Print

Print


I've a lot of time for Clampitt. Her close attention to her subjects carries 
an almost moral charge. I do see what Martin means about the aural qualities 
of her work, though it has its own particular beauty, and I don't think I 
could write that way myself; but that doesn't keep me from appreciating her 
poems on their own terms.

joanna

----- Original Message ----- 
From: "MJ Walker" <[log in to unmask]>
To: <[log in to unmask]>
Sent: Monday, April 16, 2007 11:09 AM
Subject: Re: Drop Dead Twice


> Waking from my dogged slumbers I find a really interesting thread, in 
> which the clash of judgments reveals the depth & firmness (I could also 
> say entrenched character) of different perspectives.

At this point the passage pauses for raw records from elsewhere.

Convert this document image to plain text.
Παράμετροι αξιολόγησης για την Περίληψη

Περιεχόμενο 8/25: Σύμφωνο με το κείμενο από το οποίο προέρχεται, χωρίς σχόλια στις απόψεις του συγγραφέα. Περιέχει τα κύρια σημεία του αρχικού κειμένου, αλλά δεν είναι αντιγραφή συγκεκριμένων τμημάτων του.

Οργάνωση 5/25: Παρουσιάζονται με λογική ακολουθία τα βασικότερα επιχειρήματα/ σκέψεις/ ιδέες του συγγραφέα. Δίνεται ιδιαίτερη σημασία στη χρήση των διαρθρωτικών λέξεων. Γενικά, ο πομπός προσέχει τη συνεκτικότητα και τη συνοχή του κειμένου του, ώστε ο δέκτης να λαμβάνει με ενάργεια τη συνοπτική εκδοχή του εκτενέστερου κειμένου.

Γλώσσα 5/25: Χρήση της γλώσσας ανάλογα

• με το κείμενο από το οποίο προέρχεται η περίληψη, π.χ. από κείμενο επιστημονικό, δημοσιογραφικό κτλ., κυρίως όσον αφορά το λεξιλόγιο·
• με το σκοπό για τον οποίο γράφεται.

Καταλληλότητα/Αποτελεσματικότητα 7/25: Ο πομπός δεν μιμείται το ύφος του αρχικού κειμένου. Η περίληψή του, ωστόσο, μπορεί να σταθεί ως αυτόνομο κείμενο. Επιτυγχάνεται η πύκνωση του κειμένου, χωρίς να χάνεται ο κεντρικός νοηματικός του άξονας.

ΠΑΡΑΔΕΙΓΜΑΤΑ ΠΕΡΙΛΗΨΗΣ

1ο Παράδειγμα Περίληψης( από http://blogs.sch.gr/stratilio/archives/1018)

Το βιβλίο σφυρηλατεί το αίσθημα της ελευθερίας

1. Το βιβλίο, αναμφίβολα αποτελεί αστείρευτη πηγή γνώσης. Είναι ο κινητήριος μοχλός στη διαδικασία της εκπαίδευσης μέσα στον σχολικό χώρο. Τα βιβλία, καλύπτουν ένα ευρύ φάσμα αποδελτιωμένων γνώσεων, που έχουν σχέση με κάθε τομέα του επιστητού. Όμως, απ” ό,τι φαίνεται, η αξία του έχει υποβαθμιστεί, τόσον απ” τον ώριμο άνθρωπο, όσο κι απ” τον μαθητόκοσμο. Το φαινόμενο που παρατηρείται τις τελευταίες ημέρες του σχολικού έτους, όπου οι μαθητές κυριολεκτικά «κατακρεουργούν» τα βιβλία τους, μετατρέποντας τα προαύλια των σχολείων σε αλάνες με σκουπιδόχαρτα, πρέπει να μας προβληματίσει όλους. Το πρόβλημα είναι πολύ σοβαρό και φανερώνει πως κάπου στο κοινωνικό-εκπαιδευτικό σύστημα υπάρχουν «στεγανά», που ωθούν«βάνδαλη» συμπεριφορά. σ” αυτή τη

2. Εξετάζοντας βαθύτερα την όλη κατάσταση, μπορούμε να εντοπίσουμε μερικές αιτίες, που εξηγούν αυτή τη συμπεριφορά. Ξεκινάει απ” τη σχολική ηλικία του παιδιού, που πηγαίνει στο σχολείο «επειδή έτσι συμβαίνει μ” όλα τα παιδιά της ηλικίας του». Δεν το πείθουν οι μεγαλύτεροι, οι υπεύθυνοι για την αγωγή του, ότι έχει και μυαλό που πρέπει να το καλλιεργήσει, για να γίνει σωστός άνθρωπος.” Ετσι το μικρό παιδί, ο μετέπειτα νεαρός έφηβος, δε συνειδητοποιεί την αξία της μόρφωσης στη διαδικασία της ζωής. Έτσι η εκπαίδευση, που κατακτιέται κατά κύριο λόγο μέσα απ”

As an expat Brit, not 
> particularly well read in recent poetry and indifferent to US 
> kudos/culture wars, I have registered Vendler's academic proficiency & 
> insight (of a special kind) into poetry (e.g. Shakespeare's sonnets) but 
> also her apparent blindness to any writing that did not conform to her 
> poetic agenda, if one may call it that - while pushing poets such as Amy 
> Clampitt whose work seemed almost unreadable to me, like a lot of verse, 
> because it is written with little attention to the (my) ear. But I am 
> going to try the new Muldoon, whose work I have found it hard to engage 
> with & thus hear - *Madoc*!- hitherto (which probably says more about my 
> poor intellectual & verbal grasp than about his poetry. It's tough being 
> dumb.)
> mj
>
>
> joe green wrote:
>
>>There are worlds and worlds unaffected by Vendler.
> -- 
> A man may write of love, and not be in love, as well as of husbandrie, and 
> not goe to plough: or of witches, and be none: or of holinesse, and be 
> flat prophane. - Giles Fletcher the Elder.